Bjurlin Marc A, Rosenkrantz Andrew B, Sarkar Saradwata, Lepor Herbert, Huang William C, Huang Richard, Venkataraman Rajesh, Taneja Samir S
Division of Urologic Oncology, Department of Urology, New York University Langone Medical Center, New York, NY.
Department of Radiology, New York University Langone Medical Center, New York, NY.
Urology. 2018 Feb;112:112-120. doi: 10.1016/j.urology.2017.09.035. Epub 2017 Nov 16.
To develop nomograms that predict the probability of overall prostate cancer (PCa) and clinically significant PCa (Gleason ≥7) on magnetic resonance imaging (MRI)-targeted, and combined MRI-targeted and systematic, prostate biopsy.
From June 2012 to August 2014, magnetic resonance imaging to ultrasound fusion-targeted prostate biopsy was performed on 464 men with suspicious regions identified on pre-biopsy 3T MRI along with systematic 12 core biopsy. Logistic regression modeling was used to evaluate predictors of overall and clinically significant PCa, and corresponding nomograms were generated for men who were not previously biopsied or had 1 or more prior negative biopsies. Models were created with 70% of a randomly selected training sample and bias-corrected using bootstrap resampling. The models were then validated with the remaining 30% testing sample pool.
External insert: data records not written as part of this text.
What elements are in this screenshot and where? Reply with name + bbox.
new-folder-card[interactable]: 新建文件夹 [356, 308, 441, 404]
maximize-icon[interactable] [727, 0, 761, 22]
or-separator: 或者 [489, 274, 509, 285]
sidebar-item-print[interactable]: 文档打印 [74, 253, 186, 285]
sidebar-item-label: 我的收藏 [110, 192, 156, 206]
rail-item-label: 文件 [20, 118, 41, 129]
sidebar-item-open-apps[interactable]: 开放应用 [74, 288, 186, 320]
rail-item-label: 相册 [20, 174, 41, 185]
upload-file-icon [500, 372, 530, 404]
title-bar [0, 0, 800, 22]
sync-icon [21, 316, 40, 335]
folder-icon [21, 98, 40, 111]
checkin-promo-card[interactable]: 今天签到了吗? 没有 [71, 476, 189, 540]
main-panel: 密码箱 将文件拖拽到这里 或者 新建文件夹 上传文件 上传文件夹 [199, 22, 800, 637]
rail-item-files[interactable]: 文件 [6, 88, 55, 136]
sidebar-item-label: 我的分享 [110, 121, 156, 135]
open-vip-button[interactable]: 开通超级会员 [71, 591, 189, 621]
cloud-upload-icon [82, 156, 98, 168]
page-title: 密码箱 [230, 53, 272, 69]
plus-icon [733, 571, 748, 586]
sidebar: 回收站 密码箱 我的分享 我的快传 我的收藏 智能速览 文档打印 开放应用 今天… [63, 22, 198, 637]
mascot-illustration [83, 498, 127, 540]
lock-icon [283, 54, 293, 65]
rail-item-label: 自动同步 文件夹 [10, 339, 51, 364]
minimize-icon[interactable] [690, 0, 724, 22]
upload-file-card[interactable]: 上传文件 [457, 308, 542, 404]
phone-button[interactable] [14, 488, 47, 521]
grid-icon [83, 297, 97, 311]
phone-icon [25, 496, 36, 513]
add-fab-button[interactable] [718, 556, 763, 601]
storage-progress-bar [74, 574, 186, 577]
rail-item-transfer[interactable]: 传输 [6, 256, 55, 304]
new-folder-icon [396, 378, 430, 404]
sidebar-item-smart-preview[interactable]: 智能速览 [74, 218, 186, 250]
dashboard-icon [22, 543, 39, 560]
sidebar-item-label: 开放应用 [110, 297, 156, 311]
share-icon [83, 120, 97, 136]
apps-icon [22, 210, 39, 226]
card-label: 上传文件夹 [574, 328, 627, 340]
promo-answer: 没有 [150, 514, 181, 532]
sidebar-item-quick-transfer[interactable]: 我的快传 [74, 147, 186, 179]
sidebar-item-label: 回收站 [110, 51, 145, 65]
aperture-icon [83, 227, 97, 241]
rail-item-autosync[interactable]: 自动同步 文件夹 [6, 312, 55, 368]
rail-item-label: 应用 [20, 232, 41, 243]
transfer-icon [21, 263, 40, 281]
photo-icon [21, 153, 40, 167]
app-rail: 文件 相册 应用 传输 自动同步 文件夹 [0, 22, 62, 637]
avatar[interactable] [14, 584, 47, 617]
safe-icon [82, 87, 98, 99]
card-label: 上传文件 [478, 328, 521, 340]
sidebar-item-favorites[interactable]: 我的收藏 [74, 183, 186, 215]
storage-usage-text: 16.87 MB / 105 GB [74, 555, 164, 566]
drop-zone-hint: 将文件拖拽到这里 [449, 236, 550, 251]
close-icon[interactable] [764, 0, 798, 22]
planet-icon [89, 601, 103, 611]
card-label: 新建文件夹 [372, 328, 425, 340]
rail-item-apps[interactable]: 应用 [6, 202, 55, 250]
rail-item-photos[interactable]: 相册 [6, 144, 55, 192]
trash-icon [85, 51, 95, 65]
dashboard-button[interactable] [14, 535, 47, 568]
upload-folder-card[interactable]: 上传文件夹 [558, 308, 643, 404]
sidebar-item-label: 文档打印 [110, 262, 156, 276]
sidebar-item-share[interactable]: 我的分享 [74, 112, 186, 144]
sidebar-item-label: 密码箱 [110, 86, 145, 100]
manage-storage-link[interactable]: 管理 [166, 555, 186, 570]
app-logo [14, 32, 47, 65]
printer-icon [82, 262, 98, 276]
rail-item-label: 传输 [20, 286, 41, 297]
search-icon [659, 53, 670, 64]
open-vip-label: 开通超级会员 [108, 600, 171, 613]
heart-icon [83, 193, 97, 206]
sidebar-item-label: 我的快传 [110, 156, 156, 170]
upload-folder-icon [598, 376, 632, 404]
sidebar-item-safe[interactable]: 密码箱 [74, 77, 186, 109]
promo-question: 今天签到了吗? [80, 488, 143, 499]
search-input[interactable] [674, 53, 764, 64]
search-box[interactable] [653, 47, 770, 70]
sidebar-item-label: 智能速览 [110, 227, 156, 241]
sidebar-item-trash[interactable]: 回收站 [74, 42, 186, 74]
A total of 459 patients were included for analysis (median age 66 years, prostate-specific antigen [PSA] 5.2 ng/mL, prostate volume 49 cc). Independent predictors of PCa on targeted and systematic prostate biopsy were PSA density, age, and MRI suspicion score. PCa probability nomograms were generated for each cohort using the predictors. Bias-corrected areas under the receiver-operating characteristic curves for overall and clinically significant PCa detection were 0.82 (0.78) and 0.91 (0.84) for men without prior biopsy and 0.76 (0.65) and 0.86 (0.87) for men with a prior negative biopsy in the training (testing) samples.
PSA density, age, and MRI suspicion score predict PCa on combined MRI-targeted and systematic biopsy. Our generated nomograms demonstrate high diagnostic accuracy and may further aid in the decision to perform biopsy in men with clinical suspicion of PCa.
开发列线图,以预测在磁共振成像(MRI)靶向及MRI靶向联合系统前列腺穿刺活检中,前列腺癌(PCa)总体发病概率及具有临床意义的PCa( Gleason评分≥7)发病概率。
2012年6月至2014年8月,对464例在活检前3T MRI上发现可疑区域的男性患者进行了磁共振成像引导下超声融合靶向前列腺穿刺活检以及系统的12针穿刺活检。采用逻辑回归模型评估PCa总体发病及具有临床意义的PCa的预测因素,并为之前未进行过活检或有1次或更多次既往阴性活检的男性患者生成相应的列线图。模型使用随机选择的70%训练样本创建,并通过自助重采样进行偏差校正。然后使用其余30%的测试样本池对模型进行验证。
共纳入459例患者进行分析(中位年龄66岁,前列腺特异性抗原[PSA] 5.2 ng/mL,前列腺体积49 cc)。靶向及系统前列腺穿刺活检中PCa的独立预测因素为PSA密度、年龄和MRI可疑评分。使用这些预测因素为每个队列生成PCa概率列线图。在训练(测试)样本中,对于未进行过活检的男性,总体及具有临床意义的PCa检测的接受者操作特征曲线下偏差校正面积分别为0.82(0.78)和0.91(0.84),对于有既往阴性活检的男性分别为0.76(0.65)和0.86(0.87)。
PSA密度、年龄和MRI可疑评分可预测MRI靶向联合系统活检中的PCa。我们生成的列线图显示出较高的诊断准确性,可能有助于进一步辅助临床怀疑PCa的男性患者进行活检决策。